When Bosch showed off their kitchen assistant Mykie at last year’s IFA and a few months later at CES, the social robot did little more than project a looped video suggesting how he might help out in the kitchen.
But at this year’s IFA, the little guy seemed all grown up as he showed off a voice-powered interactive demo of guided cooking. In the video captured below, you can see the user giving voice commands to navigate Mykie from step to step, watch recipe preparation instructions, search the web and watch videos of pro cooks preparing the food.
It’s an interesting evolution of Mykie in what is fast becoming a more competitive market for AI powered sous chefs. This year we’ve seen everyone from Buzzfeed Tasty to Whirlpool join others like the Hestan Cue and Cuciniale with guided cooking platforms, while Amazon and Samsung are creating what are voice-powered kitchen computers as extensions of their existing AI and app platforms.
By giving Mykie a name and cute little robot face, Bosch is betting consumers will embrace AI assistants with a little personality. Compared with the faceless Alexa, Mykie certainly seems warmer and one that might even become something of a “friend” in the kitchen.

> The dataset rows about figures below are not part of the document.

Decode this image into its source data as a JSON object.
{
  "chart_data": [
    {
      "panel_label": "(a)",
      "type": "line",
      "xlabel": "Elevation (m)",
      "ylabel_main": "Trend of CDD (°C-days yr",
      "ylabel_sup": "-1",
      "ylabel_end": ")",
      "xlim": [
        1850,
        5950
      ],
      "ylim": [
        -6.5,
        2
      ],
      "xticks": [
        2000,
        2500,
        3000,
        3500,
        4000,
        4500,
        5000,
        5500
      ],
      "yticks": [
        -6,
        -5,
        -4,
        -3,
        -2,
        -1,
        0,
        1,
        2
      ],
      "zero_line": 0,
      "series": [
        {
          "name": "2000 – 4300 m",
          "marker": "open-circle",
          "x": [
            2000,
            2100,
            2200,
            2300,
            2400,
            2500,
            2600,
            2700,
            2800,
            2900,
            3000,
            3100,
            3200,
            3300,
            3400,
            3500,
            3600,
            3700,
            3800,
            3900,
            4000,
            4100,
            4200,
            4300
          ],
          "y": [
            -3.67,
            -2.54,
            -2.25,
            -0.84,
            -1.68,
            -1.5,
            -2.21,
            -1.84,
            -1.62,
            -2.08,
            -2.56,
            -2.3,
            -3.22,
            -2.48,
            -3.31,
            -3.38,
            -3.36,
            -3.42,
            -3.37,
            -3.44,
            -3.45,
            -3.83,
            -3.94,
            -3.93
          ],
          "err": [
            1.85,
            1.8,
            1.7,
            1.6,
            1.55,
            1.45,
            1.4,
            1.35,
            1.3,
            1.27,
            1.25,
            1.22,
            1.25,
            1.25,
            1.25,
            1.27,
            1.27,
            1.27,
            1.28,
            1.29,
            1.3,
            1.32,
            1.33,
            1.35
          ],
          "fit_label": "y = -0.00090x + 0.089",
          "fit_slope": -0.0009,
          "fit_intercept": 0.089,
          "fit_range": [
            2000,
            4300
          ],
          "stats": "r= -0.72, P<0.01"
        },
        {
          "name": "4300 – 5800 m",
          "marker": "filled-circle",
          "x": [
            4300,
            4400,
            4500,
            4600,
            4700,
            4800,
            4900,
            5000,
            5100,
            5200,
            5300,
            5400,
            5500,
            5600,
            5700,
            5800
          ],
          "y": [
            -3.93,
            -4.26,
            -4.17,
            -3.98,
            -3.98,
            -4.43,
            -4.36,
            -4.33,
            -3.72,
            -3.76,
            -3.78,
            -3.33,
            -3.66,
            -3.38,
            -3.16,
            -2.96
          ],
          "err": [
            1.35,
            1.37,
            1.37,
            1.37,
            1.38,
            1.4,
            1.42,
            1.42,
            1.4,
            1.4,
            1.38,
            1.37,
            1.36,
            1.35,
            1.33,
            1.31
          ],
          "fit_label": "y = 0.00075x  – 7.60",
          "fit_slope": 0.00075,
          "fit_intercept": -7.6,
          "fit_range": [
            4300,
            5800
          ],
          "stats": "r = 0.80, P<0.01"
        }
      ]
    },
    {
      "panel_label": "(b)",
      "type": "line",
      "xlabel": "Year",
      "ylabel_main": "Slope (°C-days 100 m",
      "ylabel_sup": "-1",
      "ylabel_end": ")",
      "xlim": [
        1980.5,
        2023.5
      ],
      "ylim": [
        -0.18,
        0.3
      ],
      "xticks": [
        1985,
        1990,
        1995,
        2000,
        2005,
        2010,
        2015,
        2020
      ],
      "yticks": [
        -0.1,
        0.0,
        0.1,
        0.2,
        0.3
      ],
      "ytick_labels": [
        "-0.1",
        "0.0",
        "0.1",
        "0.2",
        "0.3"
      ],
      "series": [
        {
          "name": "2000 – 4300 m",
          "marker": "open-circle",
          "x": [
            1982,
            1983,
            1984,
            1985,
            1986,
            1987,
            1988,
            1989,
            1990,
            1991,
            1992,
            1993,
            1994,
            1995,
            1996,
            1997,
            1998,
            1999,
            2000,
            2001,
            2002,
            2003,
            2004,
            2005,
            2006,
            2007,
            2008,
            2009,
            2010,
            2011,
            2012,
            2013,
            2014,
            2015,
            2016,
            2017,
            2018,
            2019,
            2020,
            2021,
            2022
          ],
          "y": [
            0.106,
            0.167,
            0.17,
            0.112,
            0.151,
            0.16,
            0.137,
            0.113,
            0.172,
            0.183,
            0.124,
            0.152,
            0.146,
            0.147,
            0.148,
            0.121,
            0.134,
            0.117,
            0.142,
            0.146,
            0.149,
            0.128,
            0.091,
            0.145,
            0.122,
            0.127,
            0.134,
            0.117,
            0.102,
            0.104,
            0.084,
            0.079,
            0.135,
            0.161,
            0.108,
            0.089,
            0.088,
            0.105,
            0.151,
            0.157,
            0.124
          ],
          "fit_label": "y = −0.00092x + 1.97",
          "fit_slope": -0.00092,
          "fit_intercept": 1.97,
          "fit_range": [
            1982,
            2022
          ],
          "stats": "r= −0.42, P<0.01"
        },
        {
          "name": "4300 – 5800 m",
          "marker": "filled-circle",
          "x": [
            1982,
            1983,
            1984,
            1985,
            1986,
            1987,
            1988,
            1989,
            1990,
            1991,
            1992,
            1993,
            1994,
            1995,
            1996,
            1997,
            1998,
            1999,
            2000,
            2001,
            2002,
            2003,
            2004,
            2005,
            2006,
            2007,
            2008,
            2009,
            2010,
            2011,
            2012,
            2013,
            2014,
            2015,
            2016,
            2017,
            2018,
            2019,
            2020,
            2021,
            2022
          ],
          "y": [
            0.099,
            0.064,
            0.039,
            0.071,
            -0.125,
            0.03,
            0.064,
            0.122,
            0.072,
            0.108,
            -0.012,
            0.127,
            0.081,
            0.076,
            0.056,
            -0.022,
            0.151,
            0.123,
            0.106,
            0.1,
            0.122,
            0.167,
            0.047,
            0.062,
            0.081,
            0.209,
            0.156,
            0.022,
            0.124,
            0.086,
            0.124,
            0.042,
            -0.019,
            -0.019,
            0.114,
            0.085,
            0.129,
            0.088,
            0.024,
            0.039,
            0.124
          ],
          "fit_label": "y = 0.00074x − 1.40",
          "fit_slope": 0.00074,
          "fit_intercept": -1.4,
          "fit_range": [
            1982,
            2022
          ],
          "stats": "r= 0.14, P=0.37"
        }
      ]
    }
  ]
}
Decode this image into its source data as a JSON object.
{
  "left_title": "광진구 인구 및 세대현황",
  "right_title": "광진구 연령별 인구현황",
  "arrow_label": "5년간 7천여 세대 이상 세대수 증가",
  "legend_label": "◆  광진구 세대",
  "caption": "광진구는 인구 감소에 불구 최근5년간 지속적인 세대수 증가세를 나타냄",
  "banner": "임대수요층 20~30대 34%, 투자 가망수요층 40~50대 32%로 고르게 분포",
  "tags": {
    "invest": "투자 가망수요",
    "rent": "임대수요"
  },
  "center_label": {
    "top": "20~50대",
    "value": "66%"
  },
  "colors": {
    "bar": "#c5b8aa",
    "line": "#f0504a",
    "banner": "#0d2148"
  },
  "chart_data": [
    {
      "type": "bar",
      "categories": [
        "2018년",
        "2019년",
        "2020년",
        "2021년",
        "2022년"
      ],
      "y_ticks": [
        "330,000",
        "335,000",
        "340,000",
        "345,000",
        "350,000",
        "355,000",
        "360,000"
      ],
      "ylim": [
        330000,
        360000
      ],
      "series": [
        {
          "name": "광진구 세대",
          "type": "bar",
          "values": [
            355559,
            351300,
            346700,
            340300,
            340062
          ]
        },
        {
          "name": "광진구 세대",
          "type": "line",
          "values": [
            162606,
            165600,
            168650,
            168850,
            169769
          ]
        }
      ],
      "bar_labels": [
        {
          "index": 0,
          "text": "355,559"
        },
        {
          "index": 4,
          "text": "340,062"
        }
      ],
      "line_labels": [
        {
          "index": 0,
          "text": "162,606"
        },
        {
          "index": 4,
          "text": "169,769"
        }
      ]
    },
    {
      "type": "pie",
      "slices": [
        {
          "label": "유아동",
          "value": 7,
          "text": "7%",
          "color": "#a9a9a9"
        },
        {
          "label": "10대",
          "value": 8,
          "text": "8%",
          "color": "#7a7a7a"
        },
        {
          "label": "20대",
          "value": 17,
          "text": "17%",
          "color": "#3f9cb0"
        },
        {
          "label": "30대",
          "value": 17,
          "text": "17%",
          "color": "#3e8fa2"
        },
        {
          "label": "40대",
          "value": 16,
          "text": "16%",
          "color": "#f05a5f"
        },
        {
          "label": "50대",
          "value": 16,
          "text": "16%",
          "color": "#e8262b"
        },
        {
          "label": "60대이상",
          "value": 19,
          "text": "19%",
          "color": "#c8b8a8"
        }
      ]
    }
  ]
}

Of course, whether we as consumers will befriend the likes of Mykie is part of a longer-term question around just how realistic home robots and AI assistants become.
Bosch representatives at IFA were still vague on when we might see Mykie make it to market. With CES in just a few months, you have to wonder if the German appliance giant will reveal details in Las Vegas about when consumers might have their own kitchen assistant with a friendly face to help them make dinner.